What is the most challenging music to play on a stereo?


If you really wanted to test the ability of a stereo, what type of music would you choose?

cdc

A grand piano is a brutal test, especially for loudspeakers and phono cartridges. As the pianists hands descend down the keyboard, does the timbre and tonality of the instrument change? A very dynamic piano performance that has been well recorded is a real challenge for phono cartridges. The sound of stylus mistracking is extremely amusical.

Another is densely recorded large ensembles of either singers (as in choirs) or orchestras. How much inner detail can you hear? For great recordings of choirs (and pipe organs), look for LP’s on the Ark label, recorded by speaker designer Robert Fulton. Beautiful, delicate voices captured in very natural sound, each voice clearly separate from the others. And Robert captured the huge "shuddering" sound of pipe organs in large spaces (cathedrals), the sound of the lowest bass pedals more felt than heard (assuming the system plays that low. The 32 ft. pipe produces a 16Hz tone!)

J.Gordon Holt’s first priority in h-fi was reproducing the human voice free of what he called "vowel coloration", a term I immediately understood when I first read it. Many (most?) loudspeakers fail this test miserably. I recorded my 2 year old son's voice using a small diaphragm condenser mic plugged straight into a Revox A77 to use for loudspeaker evaluations. Talk about a brutal test!

Two channel stereo is an irretrievably broken format limited to the typical music you hear played at hifi shows (lame). A system has to be painstakingly assembled at high cost and will generally sound acceptable in only one spot in a room, the "sweet" spot.

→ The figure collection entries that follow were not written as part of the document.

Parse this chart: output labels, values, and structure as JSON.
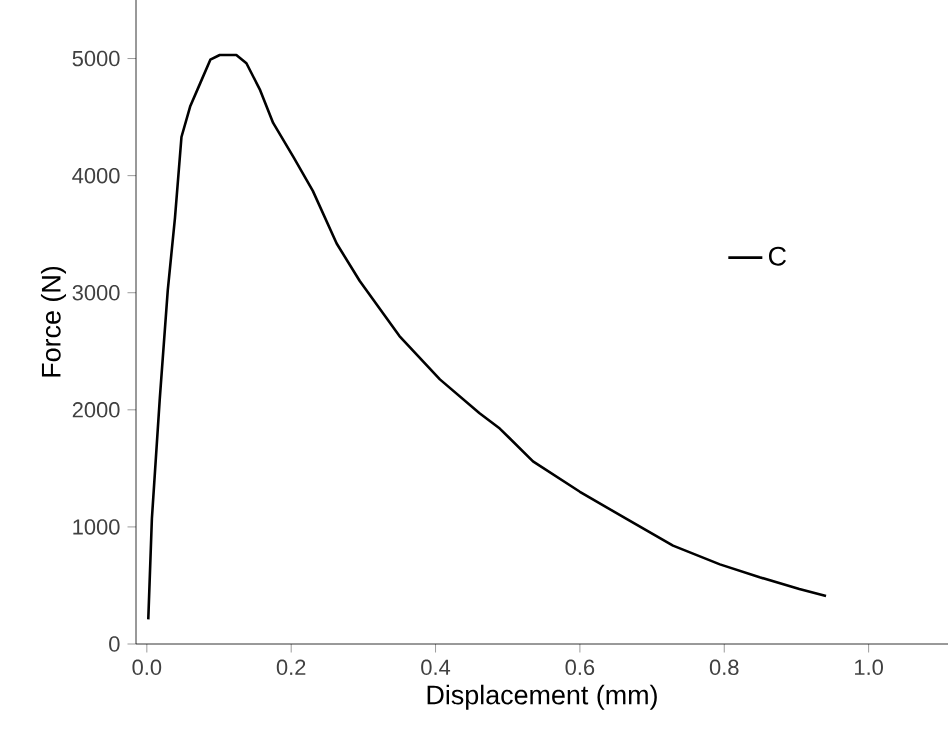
{
  "chart_data": {
    "type": "line",
    "xlabel": "Displacement (mm)",
    "ylabel": "Force (N)",
    "xlim": [
      -0.015,
      1.11
    ],
    "ylim": [
      0,
      5500
    ],
    "xticks": [
      {
        "value": 0,
        "label": "0.0"
      },
      0.2,
      0.4,
      0.6,
      0.8,
      {
        "value": 1,
        "label": "1.0"
      }
    ],
    "yticks": [
      0,
      1000,
      2000,
      3000,
      4000,
      5000
    ],
    "legend": "right",
    "grid": false,
    "marker": "none",
    "line_style": "solid",
    "series": [
      {
        "name": "C",
        "color": "#000000",
        "x": [
          0.002,
          0.007,
          0.018,
          0.029,
          0.039,
          0.048,
          0.06,
          0.074,
          0.088,
          0.101,
          0.124,
          0.138,
          0.157,
          0.175,
          0.203,
          0.23,
          0.263,
          0.295,
          0.35,
          0.406,
          0.461,
          0.489,
          0.535,
          0.6,
          0.664,
          0.729,
          0.794,
          0.849,
          0.904,
          0.941
        ],
        "values": [
          210,
          1070,
          2100,
          3020,
          3640,
          4330,
          4590,
          4790,
          4990,
          5030,
          5030,
          4960,
          4730,
          4450,
          4160,
          3870,
          3420,
          3100,
          2630,
          2260,
          1970,
          1840,
          1560,
          1300,
          1070,
          840,
          680,
          570,
          470,
          410
        ]
      }
    ]
  }
}
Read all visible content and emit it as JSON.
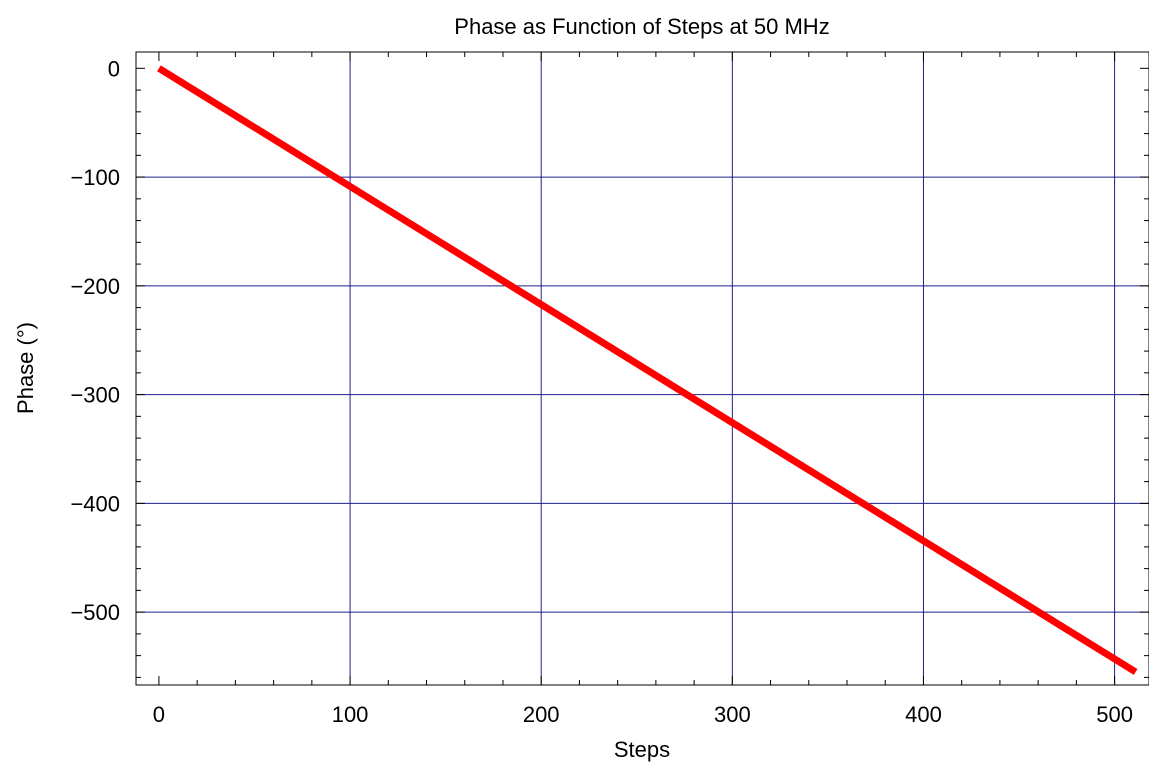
{
  "chart_data": {
    "type": "line",
    "title": "Phase as Function of Steps at 50 MHz",
    "xlabel": "Steps",
    "ylabel": "Phase (°)",
    "xlim": [
      -12,
      518
    ],
    "ylim": [
      -567,
      15
    ],
    "x_ticks": [
      0,
      100,
      200,
      300,
      400,
      500
    ],
    "x_tick_labels": [
      "0",
      "100",
      "200",
      "300",
      "400",
      "500"
    ],
    "y_ticks": [
      0,
      -100,
      -200,
      -300,
      -400,
      -500
    ],
    "y_tick_labels": [
      "0",
      "−100",
      "−200",
      "−300",
      "−400",
      "−500"
    ],
    "grid": true,
    "grid_color": "#1f1f8f",
    "series": [
      {
        "color": "#ff0000",
        "x": [
          0,
          511
        ],
        "values": [
          0,
          -555
        ]
      }
    ]
  }
}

Scrap this sham and start over with an immersive audio system.

Click the link below for more info:

Audio Engineer explains why "Why Dolby Atmos is Definitely Going to Supersede Stereo"

We’ve been waiting for a replacement for stereo for decades,” says Jan ’Stan’ Kybert, the engineer responsible for installing the Dean St. Studios facility. “It’s an ancient technology. With music you want to feel something, like with a Saturday night or Sunday morning record. They make me feel ‘Saturday night’ or ‘Sunday morning’. That feeling has been lost with stereo now, and it’s not stereo’s fault, but with Dolby Atmos that feeling is there. It’s bigger, more exciting and wants to make you move, be more intimate, more relaxed or whatever. Everything it does it does it on a richer level.”

I'd use the type of music that I listen to, which is rock. I don't care about a system's ability to play Diana Krall etc etc etc 

badly recorded music over classical. Classical recordings tend to be well done and so they can sound decent and enjoyable on even cheaper systems. Then there is sound chaos that sounds sweet on a car radio but need a lot of tweaking on a serious home hifi setup to avoid headache and ear-bleed.